Es ist wohl das umstrittenste Buch über Papst Franziskus, und die erste Auflage von "Diktatorpapst" ist bereits vergriffen – am 18. September 2018 erscheint die zweite, korrigierte und verbesserte, Auflage. 

Wie kontrovers das Buch ist, das zeigt bereits die Beschreibung des Konklave: Jorge Mario Bergoglio, damals Erzbischof von Buenos Aires, habe bereits vor dem Amtsverzicht von Papst Benedikt XVI. über dessen überraschenden Schritt Bescheid gewußt. Damit, so die Behauptung, konnten sich Bergoglio und die ihn unterstützende "Mafia von Sankt Gallen" entsprechend vorbereiten und das Konklave dominieren. 

Das englischsprachige "The Dictator Pope" erschien zuerst 2017, die italienische Ausgabe lautet "Il Papa dittatore" und der französische Titel benennt es ebenso: "Le Pape dictateur". Demnach musste konsequenterweise die deutsche Übersetzung den Titel tragen: "Der Diktatorpast".

Während die zuerst genannten Titel zunächst noch eletronisch unter dem Pseudonym "Marcantonio Colonna" erschienen sind, wurde das druckfrische Buch in der deutschen Sprache auch unter dem wirklichen Namen des Buchautors publiziert, der sich im März 2018 selbst identifzierte: Henry J.A. Sire.

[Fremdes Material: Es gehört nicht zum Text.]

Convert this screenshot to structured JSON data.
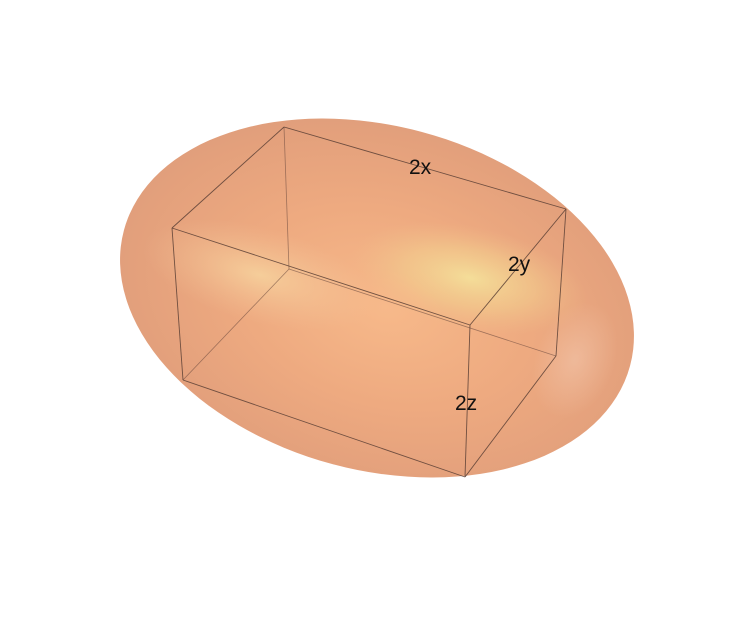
{
  "labels": {
    "x": "2x",
    "y": "2y",
    "z": "2z"
  },
  "colors": {
    "ellipsoid_base": "#e9a981",
    "ellipsoid_edge": "#d99a7a",
    "ellipsoid_highlight": "#f3df96",
    "box_edges": "#5a3f35",
    "background": "#ffffff"
  }
}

Der 69 Jahre alte britische Schriftsteller und Historiker, Mitglied des Malteser-Ritterordens – nach seiner Enttarnung dort suspendiert – wurde 1949 in Barcelona in einer französisch-stämmigen Familie geboren. Er studierte unter anderem am Exter College von Oxford und ist Autor mehrere Bücher, darunter "Phoenix from the Ashes", eine kritische Geschichte des Zweiten Vatikanischen Konzils.

Sofort mit dem Erscheinen der Originalausgabe setze die entgeisterte Suche nach dem wahren Autor an. Ob sich die Vatikanische Diplomatie einschaltete, wie spekuliert wurde? Darüber kann nur spekuliert werden.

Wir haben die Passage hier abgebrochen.